Ali at Worducopia posted this assignment:
Have you seen Mitali Perkins' (author of The Secret Keeper, Monsoon Summer, and other books for young people) article in School Library Journal, called Straight Talk on Race: Challenging the Stereotypes in Kids' Books? The idea is to help teachers and librarians to guide kids in noticing how race is depicted in the books they read, but I think the issues are relevant for all of us, and all types of literature. As a fledgling writer, I have to admit it made my head spin a little bit. So, I've decided to borrow her idea for this week's roll call.Mitali suggests picking up a novel you like and exploring one or more of these five questions. She's done this with a few books in her article, including John Green's Paper Towns and Ursula Le Guin's Powers, so you can get a feel for it before you start. Click on the question to see Perkins' examples.
1. Are the nonwhite characters too good to be true? (or do they have depth that goes beyond their race, faults and all?)
I recently read Down To The Bone. In the novel, Laura's best friend, Soli is black. She's also Cuban. In this novel culture is the dominant marker. And I'd say, yes, she has depth that goes beyond race. One of the strengths of the novel is that Dole creates believable, fully developed characters. While Soli and her mom take Laura in, they are not the magic negroes who swoop in and rescue the white person. Soli and Laura have been best friends since grade school and their personalities play well off one another. Soli has a life beyond Laura.
Earlier this year I read Unwind and I remember being annoyed by the black sidekick. My first impression of Cyrus (CyFi) was he was a caricature but what Shusterman actually does through the character is flip a stereotype on its head.
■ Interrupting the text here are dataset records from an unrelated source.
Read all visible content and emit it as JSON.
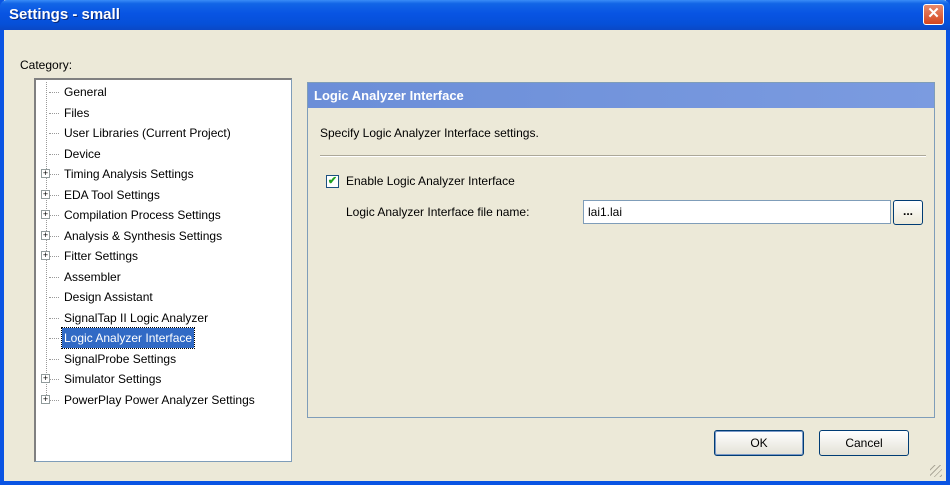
{
  "window": {
    "title": "Settings - small"
  },
  "category_label": "Category:",
  "tree": [
    {
      "label": "General",
      "expandable": false
    },
    {
      "label": "Files",
      "expandable": false
    },
    {
      "label": "User Libraries (Current Project)",
      "expandable": false
    },
    {
      "label": "Device",
      "expandable": false
    },
    {
      "label": "Timing Analysis Settings",
      "expandable": true
    },
    {
      "label": "EDA Tool Settings",
      "expandable": true
    },
    {
      "label": "Compilation Process Settings",
      "expandable": true
    },
    {
      "label": "Analysis & Synthesis Settings",
      "expandable": true
    },
    {
      "label": "Fitter Settings",
      "expandable": true
    },
    {
      "label": "Assembler",
      "expandable": false
    },
    {
      "label": "Design Assistant",
      "expandable": false
    },
    {
      "label": "SignalTap II Logic Analyzer",
      "expandable": false
    },
    {
      "label": "Logic Analyzer Interface",
      "expandable": false,
      "selected": true
    },
    {
      "label": "SignalProbe Settings",
      "expandable": false
    },
    {
      "label": "Simulator Settings",
      "expandable": true
    },
    {
      "label": "PowerPlay Power Analyzer Settings",
      "expandable": true
    }
  ],
  "panel": {
    "header": "Logic Analyzer Interface",
    "description": "Specify Logic Analyzer Interface settings.",
    "enable_label": "Enable Logic Analyzer Interface",
    "enable_checked": true,
    "file_label": "Logic Analyzer Interface file name:",
    "file_value": "lai1.lai",
    "browse_label": "..."
  },
  "buttons": {
    "ok": "OK",
    "cancel": "Cancel"
  },
  "icons": {
    "close": "close-icon",
    "checkmark": "check-icon",
    "expand": "plus-icon"
  }
}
To paraphrase Cyrus, he tells Connor he's using the stereotype to his advantage, that he is proud of who he is and he not anyone else can define what it means to be black. Moreover, Cyrus has his own sub-plot going on and clearly does not exist solely to prop up Connor. When Cyrus resolves his own issues he's no longer part of the story.
2. How and why does the author define race? (Does it need to be defined? Is their race crucial to the plot?)
Back to Dole's book. You don't know Soli is black until race is relevant. I can't remember the first time Dole makes some reference that lets you know she is black and that's a good thing. What you eventually learn is that Soli was treated badly when she started grade school because she was black. As a teen though, Soli is tough, respected and holds her own. She's a great best friend and like Laura she comes with her own flaws. In this story, Stoli's experience is used to show you can overcome other people's ignorance.
3. Is the cover art true to the story? (Perkins cites as an example the cover of Cynthia Kadohata’s novel Weedflower, in which the Japanese American main character is wearing a kimono, even though she's never described as wearing one in the text).
The cover art for Down To The Bone has what I call that ambigous or multi ethnic looking model that is popular in the media these days. My guy and I joke the current trend is to have models who look ethnic but leave the audience guessing the ethnicity. Then again if you're Latin or know many Latinas you might identify the cover model as Latina.
One of the things I've observed on my blog is that whenever there is a black teen on the cover, very few readers comment on the book even when the storyline is similar to storylines of other teen books. Some will say they have never heard of the book but rarely will a teen say the book sounds interesting and they might check it out. These comments stick out even more when these same readers comment on the other books featured but with white characters. I get mixed responses from adult readers. I find it very revealing that same storyline is not enough for readers to consider reading the YA books I present with black faces on the cover.